I LOVE talking about Policy! This was recommended by a professor for my Masters program in Library and Information Science. For someone like me who never actually HAD to take a course in U.S. Government, it proved to be an enlightening and comprehensive look at the basic components of the policy process. Birkland offers some pretty level perspective on thinking about stakeholders, triggering events, intended and unintended consequences, and he even delves into a brief introduction of policy theory.
While quite dense, this book possessed a lot of valuable information on the policy process. The overall structure of the text was logical. There were a handful of glaringly biased statements which took away from the credibility of the sections they were in. Chapter 11 could have been synthesized more similarly to the rest of the text. My level of understanding dropped in reading about the theoretical frameworks. (It was not useful to me in current form.)
There are a number of books "out there" on the nature of the public policy process. This is one of the better textbooks on the subject.
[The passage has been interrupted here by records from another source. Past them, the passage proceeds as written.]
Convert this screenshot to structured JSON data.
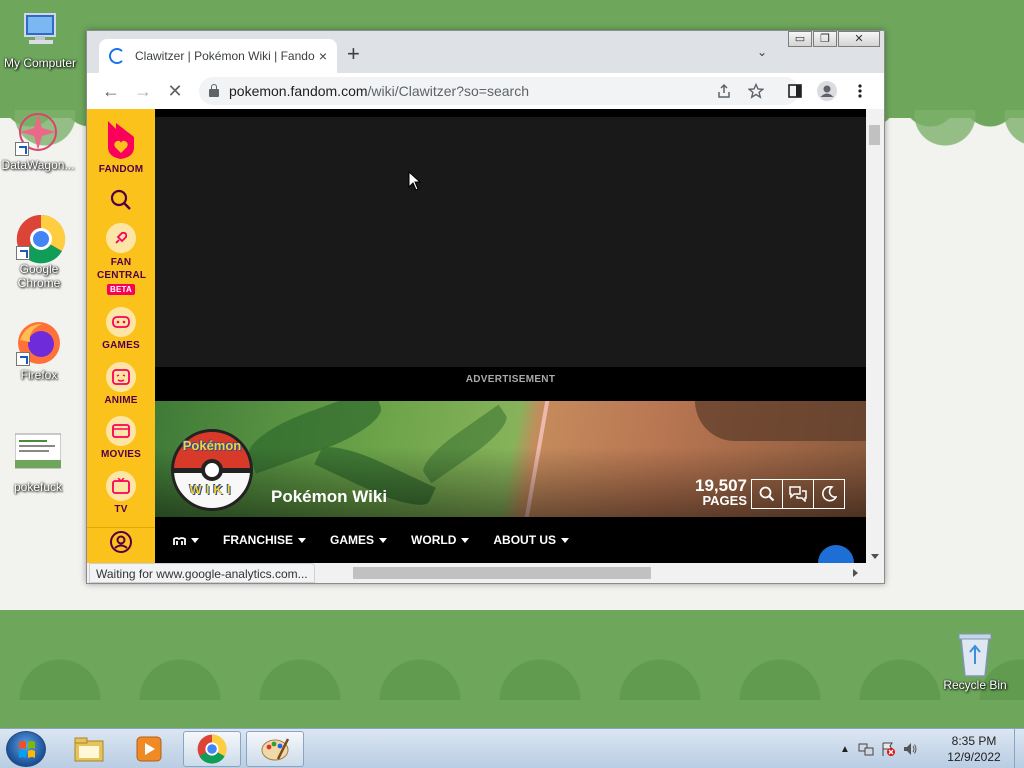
{
  "desktop": {
    "icons": [
      {
        "label": "My Computer",
        "icon": "computer-icon"
      },
      {
        "label": "DataWagon...",
        "icon": "datawagon-icon"
      },
      {
        "label": "Google Chrome",
        "icon": "chrome-icon"
      },
      {
        "label": "Firefox",
        "icon": "firefox-icon"
      },
      {
        "label": "pokefuck",
        "icon": "document-thumbnail-icon"
      },
      {
        "label": "Recycle Bin",
        "icon": "recycle-bin-icon"
      }
    ]
  },
  "browser": {
    "tab": {
      "title": "Clawitzer | Pokémon Wiki | Fandom",
      "close": "×"
    },
    "new_tab": "+",
    "tab_list": "⌄",
    "window_controls": {
      "minimize": "▭",
      "restore": "❐",
      "close": "✕"
    },
    "toolbar": {
      "back": "←",
      "forward": "→",
      "stop": "✕"
    },
    "url": {
      "host": "pokemon.fandom.com",
      "path": "/wiki/Clawitzer?so=search"
    },
    "status": "Waiting for www.google-analytics.com..."
  },
  "fandom": {
    "sidebar": [
      {
        "label": "FANDOM",
        "icon": "fandom-logo-icon"
      },
      {
        "label": "",
        "icon": "search-icon"
      },
      {
        "label": "FAN CENTRAL",
        "icon": "rocket-icon",
        "badge": "BETA"
      },
      {
        "label": "GAMES",
        "icon": "gamepad-icon"
      },
      {
        "label": "ANIME",
        "icon": "anime-icon"
      },
      {
        "label": "MOVIES",
        "icon": "movies-icon"
      },
      {
        "label": "TV",
        "icon": "tv-icon"
      },
      {
        "label": "",
        "icon": "account-icon"
      }
    ],
    "ad_label": "ADVERTISEMENT",
    "wiki": {
      "logo_top": "Pokémon",
      "logo_bottom": "WIKI",
      "name": "Pokémon Wiki",
      "pages_count": "19,507",
      "pages_label": "PAGES"
    },
    "nav": [
      {
        "label": "FRANCHISE"
      },
      {
        "label": "GAMES"
      },
      {
        "label": "WORLD"
      },
      {
        "label": "ABOUT US"
      }
    ]
  },
  "taskbar": {
    "apps": [
      "windows-explorer-icon",
      "media-player-icon",
      "chrome-icon",
      "paint-icon"
    ],
    "clock_time": "8:35 PM",
    "clock_date": "12/9/2022"
  }
}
The book begins with a solid chapter on the nature of public policy and how we study the phenomenon. This flows into the second chapter, which focuses on the history of public policy (going back to Constitutional design) and culminates with a discussion (albeit brief) of the fragmentation of the policy process.
The next two chapters explore key actors--official governmental actors like the President and Congress and unofficial actors such as media and think tanks.
Thereafter, the text focuses on the various "stages" of the policy process--from agenda setting to policy types to policy design and the toolbox of policies to implementation.
The volume concludes with an examination of several theories of the policy process.
This book isn't the best of the lot; however, it is a good, serviceable introduction to the policy process.
I enjoyed some sections of this book, especially the first 3 chapters. I find that the there are other books on public policy that do a better job of outlining the policy process.